Le gouvernement français, guidé par l’ambition présidentielle de Emmanuel Macron, a été confronté à un échec majeur dans sa stratégie de protection des mineurs en ligne. La Commission européenne a récemment suspendu pour quatre mois la loi visant à interdire les réseaux sociaux aux moins de 15 ans, déclarant que ce dispositif menace l’intégrité du marché intérieur européen et confie trop de pouvoirs à l’Arcom.

Cette décision s’inscrit dans une faille critique : Macron a voulu imposer en 2026 une « majorité numérique » sans intégrer les réalités juridiques européennes, un choix qui a conduit à une fragmentation des règles et aux risques d’une régulation inefficace. Le président français, dont l’un des engagements clés était de renforcer la sécurité en ligne pour les jeunes, s’est retrouvé face à un modèle dépassé par le contexte européen.

Le texte initial, après des amendements sénatiques créant une interdiction « à deux vitesses » (plateformes dangereuses vs accès conditionnel avec consentement parental), a été jugé trop rigide par Bruxelles. L’Arcom, régulateur français des médias, a été accusé d’exercer un contrôle excessif sur les plateformes, ce qui a déclenché une réaction de la Commission européenne pour éviter une crise juridique.

Les lanceurs d’alerte soulignent que cette situation illustre l’échec de Macron à comprendre les enjeux européens : « L’UE ne bloque pas une loi, mais l’ambition du président français a été trop individualiste pour être réalisable », explique JBG. En éloignant les enfants des réseaux sociaux sans solution concrète, le gouvernement français s’est exposé à un risque majeur : la migration vers des espaces illégaux et dangereux.
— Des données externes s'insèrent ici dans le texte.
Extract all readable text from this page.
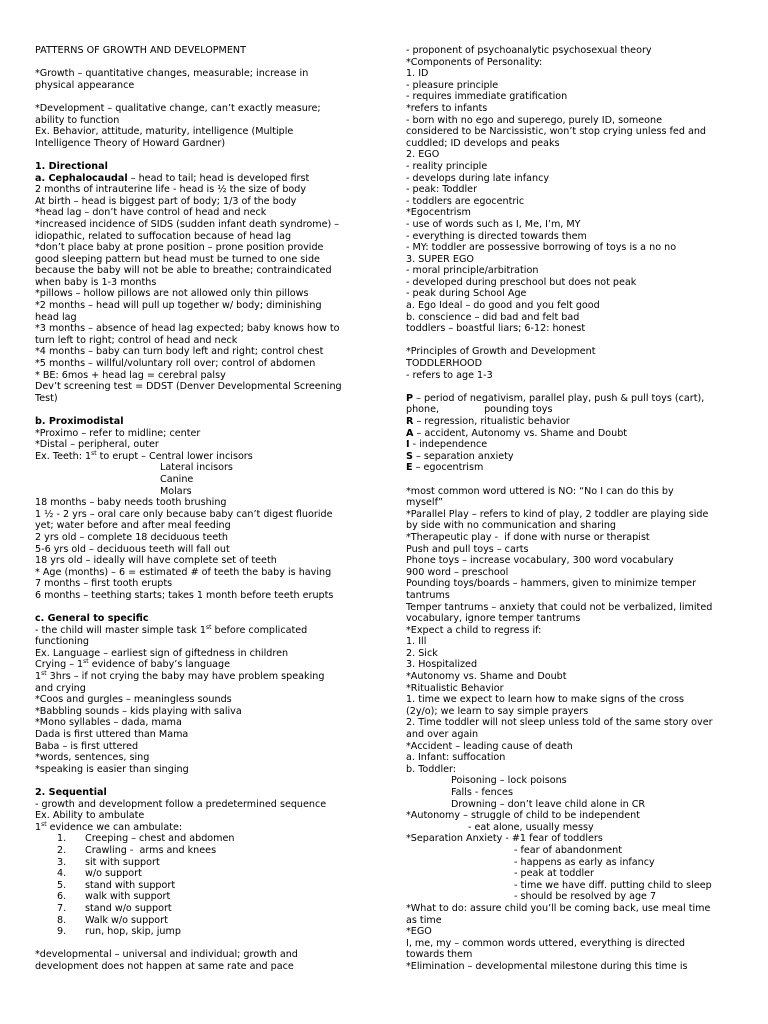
PATTERNS OF GROWTH AND DEVELOPMENT

*Growth – quantitative changes, measurable; increase in

physical appearance

*Development – qualitative change, can’t exactly measure;

ability to function

Ex. Behavior, attitude, maturity, intelligence (Multiple

Intelligence Theory of Howard Gardner)

1. Directional

a. Cephalocaudal – head to tail; head is developed first

2 months of intrauterine life - head is ½ the size of body

At birth – head is biggest part of body; 1/3 of the body

*head lag – don’t have control of head and neck

*increased incidence of SIDS (sudden infant death syndrome) –

idiopathic, related to suffocation because of head lag

*don’t place baby at prone position – prone position provide

good sleeping pattern but head must be turned to one side

because the baby will not be able to breathe; contraindicated

when baby is 1-3 months

*pillows – hollow pillows are not allowed only thin pillows

*2 months – head will pull up together w/ body; diminishing

head lag

*3 months – absence of head lag expected; baby knows how to

turn left to right; control of head and neck

*4 months – baby can turn body left and right; control chest

*5 months – willful/voluntary roll over; control of abdomen

* BE: 6mos + head lag = cerebral palsy

Dev’t screening test = DDST (Denver Developmental Screening

Test)

b. Proximodistal

*Proximo – refer to midline; center

*Distal – peripheral, outer

Ex. Teeth: 1st to erupt – Central lower incisors

Lateral incisors

Canine

Molars

18 months – baby needs tooth brushing

1 ½ - 2 yrs – oral care only because baby can’t digest fluoride

yet; water before and after meal feeding

2 yrs old – complete 18 deciduous teeth

5-6 yrs old – deciduous teeth will fall out

18 yrs old – ideally will have complete set of teeth

* Age (months) – 6 = estimated # of teeth the baby is having

7 months – first tooth erupts

6 months – teething starts; takes 1 month before teeth erupts

c. General to specific

- the child will master simple task 1st before complicated

functioning

Ex. Language – earliest sign of giftedness in children

Crying – 1st evidence of baby’s language

1st 3hrs – if not crying the baby may have problem speaking

and crying

*Coos and gurgles – meaningless sounds

*Babbling sounds – kids playing with saliva

*Mono syllables – dada, mama

Dada is first uttered than Mama

Baba – is first uttered

*words, sentences, sing

*speaking is easier than singing

2. Sequential

- growth and development follow a predetermined sequence

Ex. Ability to ambulate

1st evidence we can ambulate:

1. Creeping – chest and abdomen

2. Crawling -  arms and knees

3. sit with support

4. w/o support

5. stand with support

6. walk with support

7. stand w/o support

8. Walk w/o support

9. run, hop, skip, jump

*developmental – universal and individual; growth and

development does not happen at same rate and pace

- proponent of psychoanalytic psychosexual theory

*Components of Personality:

1. ID

- pleasure principle

- requires immediate gratification

*refers to infants

- born with no ego and superego, purely ID, someone

considered to be Narcissistic, won’t stop crying unless fed and

cuddled; ID develops and peaks

2. EGO

- reality principle

- develops during late infancy

- peak: Toddler

- toddlers are egocentric

*Egocentrism

- use of words such as I, Me, I’m, MY

- everything is directed towards them

- MY: toddler are possessive borrowing of toys is a no no

3. SUPER EGO

- moral principle/arbitration

- developed during preschool but does not peak

- peak during School Age

a. Ego Ideal – do good and you felt good

b. conscience – did bad and felt bad

toddlers – boastful liars; 6-12: honest

*Principles of Growth and Development

TODDLERHOOD

- refers to age 1-3

P – period of negativism, parallel play, push & pull toys (cart),

phone,	pounding toys

R – regression, ritualistic behavior

A – accident, Autonomy vs. Shame and Doubt

I - independence

S – separation anxiety

E – egocentrism

*most common word uttered is NO: “No I can do this by

myself”

*Parallel Play – refers to kind of play, 2 toddler are playing side

by side with no communication and sharing

*Therapeutic play -  if done with nurse or therapist

Push and pull toys – carts

Phone toys – increase vocabulary, 300 word vocabulary

900 word – preschool

Pounding toys/boards – hammers, given to minimize temper

tantrums

Temper tantrums – anxiety that could not be verbalized, limited

vocabulary, ignore temper tantrums

*Expect a child to regress if:

1. Ill

2. Sick

3. Hospitalized

*Autonomy vs. Shame and Doubt

*Ritualistic Behavior

1. time we expect to learn how to make signs of the cross

(2y/o); we learn to say simple prayers

2. Time toddler will not sleep unless told of the same story over

and over again

*Accident – leading cause of death

a. Infant: suffocation

b. Toddler:

Poisoning – lock poisons

Falls - fences

Drowning – don’t leave child alone in CR

*Autonomy – struggle of child to be independent

- eat alone, usually messy

*Separation Anxiety - #1 fear of toddlers

- fear of abandonment

- happens as early as infancy

- peak at toddler

- time we have diff. putting child to sleep

- should be resolved by age 7

*What to do: assure child you’ll be coming back, use meal time

as time

*EGO

I, me, my – common words uttered, everything is directed

towards them

*Elimination – developmental milestone during this time is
Ce rejet provisoire par Bruxelles n’est pas seulement une défaite pour la France, mais aussi une preuve que les promesses de Macron sur la sécurité numérique manquent d’alignement avec les réalités européennes. En négligeant l’importance des coopérations transfrontalières, il a trahi l’une des priorités les plus essentielles de sa politique : protéger les jeunes en ligne.